Quella trattativa è ancora in corso
“Una intercettazione mi ha salvato la vita”. Lo ha detto più volte in questi mesi per ricordare quanto sia fondamentale lo strumento investigativo delle intercettazioni telefoniche, il giornalista Lirio Abbate. Indispensabili. Tanto da salvarti la vita, come è successo al cronista dell’Ansa oggi inviato de L’Espresso, che ad una conversazione fra boss “ascoltata” dagli inquirenti deve la sua vita. Per lui, nel quartiere La Kalsa di Palermo, era pronto un esplosivo da far saltare sotto l’automobile. Un attentato sventato ai danni di un cronista nel mirino dei boss per aver scritto alcune notizie scomode. Abbate continua a fare il suo lavoro sotto scorta. Ha seguito le inchieste sulle stragi di Capaci e via d’Amelio negli anni ’90 e oggi la loro riapertura a Palermo, Caltanissetta e Firenze. Il commento di Abbate sulle indagini in corso.
Il procuratore di Caltanissetta, Sergio Lari, ha denunciato, nel maggio scorso, fughe di notizie, parzialmente vere, realizzate ad “hoc” per danneggiare le indagini.

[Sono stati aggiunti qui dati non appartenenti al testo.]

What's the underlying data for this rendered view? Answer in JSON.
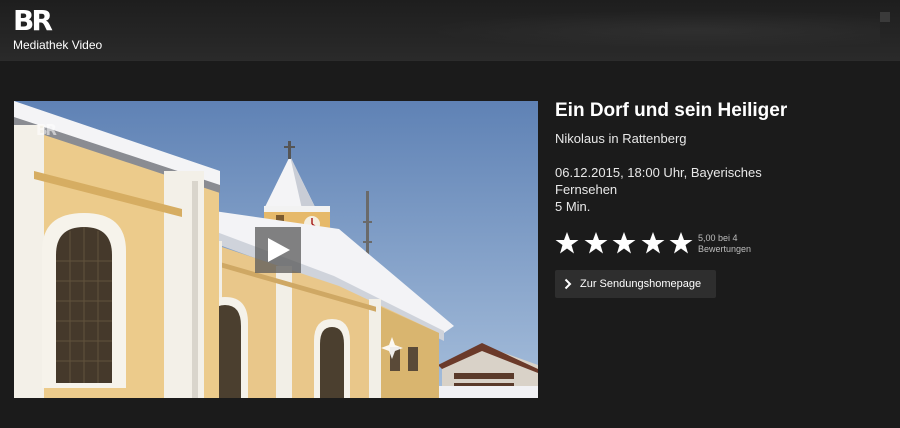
{
  "header": {
    "logo_mark": "BR",
    "logo_subtitle": "Mediathek Video"
  },
  "video": {
    "watermark": "BR",
    "play_icon": "play-icon"
  },
  "episode": {
    "title": "Ein Dorf und sein Heiliger",
    "subtitle": "Nikolaus in Rattenberg",
    "broadcast": "06.12.2015, 18:00 Uhr, Bayerisches Fernsehen",
    "duration": "5 Min."
  },
  "rating": {
    "stars_filled": 5,
    "stars_total": 5,
    "score_line": "5,00 bei 4",
    "count_line": "Bewertungen"
  },
  "homepage_button": {
    "icon": "chevron-right-icon",
    "label": "Zur Sendungshomepage"
  },
  "colors": {
    "background": "#1b1b1b",
    "header": "#252525",
    "button": "#2e2e2e",
    "text": "#ffffff"
  }
}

Qual è il tuo parere sul ruolo dell’informazione in questa delicata fase delle indagini sulle stragi?
E’ importante innanzitutto distinguere i ruoli, noi facciamo i giornalisti, loro i magistrati. Noi abbiamo il ruolo di informare, loro hanno regole alle quali attenersi che sono diverse dalle nostre. Quello che è certo è che non si può tollerare che ci siano giornalisti al servizio di chi vuole danneggiare le indagini, o al servizio dei Servizi segreti, come è accaduto in passato (e con ritardo, l’ordine ha sanzionato). Quello che è fondamentale in questo momento è continuare ad informare con intelligenza e raccontare e con grande delicatezza ciò che emerge dalle indagini. E’ vero che raccontando si può danneggiare un’indagine. A volte può accadere, magari è anche accaduto. Ma rimango dell’idea che se si informa in termini corretti il risultato è invece che si da sostegno all’indagine. Si evita che i magistrati vengano lasciati soli e si forniscono strumenti di comprensione ai cittadini, su questi fatti cosi complessi, difficili da capire.
Verità scomode che in molti non vogliono sapere….
Non è infatti un caso se un disegno di legge sulle intercettazioni mira, fra le altre cose, a frenare la possibilità di intercettare uomini dei servizi segreti, politici etc. Sono tutti segnali dell’intenzione di rallentare o evitare che le indagini proseguano e i cittadini vengano direttamente informati di questi ed altri fatti.
Dopo 18 anni dalle stragi (e a pochi giorni dall’anniversario di via d’Amelio, ndr) è possibile sapere quali dinamiche portarono alle stragi?
Credo che a distanza di tutti questi anni si possa arrivare a lambire la verità. Questa verità che si racconterà nelle aule di giustizia fa male a moltissime persone, alle istituzioni. E’ una verità che contribuirà a riscrivere la storia degli ultimi vent’anni di un Paese che abbiamo raccontato in un modo mentre invece le cose stavano in un altro. Raccontare tutto questo sarà molto, ma molto, complicato.
All’interno di queste indagini una buona parte dei giornalisti si sono concentrati sulla cosiddetta “trattativa”. A tuo avviso oggi è ancora in corso una “trattativa”?
Ritengo che una parte di quella “trattativa” sia ancora in corso. La trattativa non si è mai fermata. Ci sono punti, di quelle richieste, che sono stati soddisfatti, altri accordi che sono stati avviati. Quella parte di Corleonesi guidata da Provenzano è ancora oggi molto forte sia nella mafia che in alcune parti delle istituzioni che contano.
Si è parlato del ruolo svolto da entità “internazionali” nelle periodo stragista di Cosa nostra. Ad esempio l’inchiesta sui Sistemi criminali, archiviata a Palermo. Ritieni possibile che alcune delle vicende “post – muro di Berlino”, abbiano avuto un ruolo?
No, non mi spingerei così in là. Quella sui sistemi criminali è un’inchiesta che è stata archiviata e non so sino a che punto può essere legata alla realtà di Cosa nostra. Direi che il nodo centrale rimane quello attinente alle indagini in corso.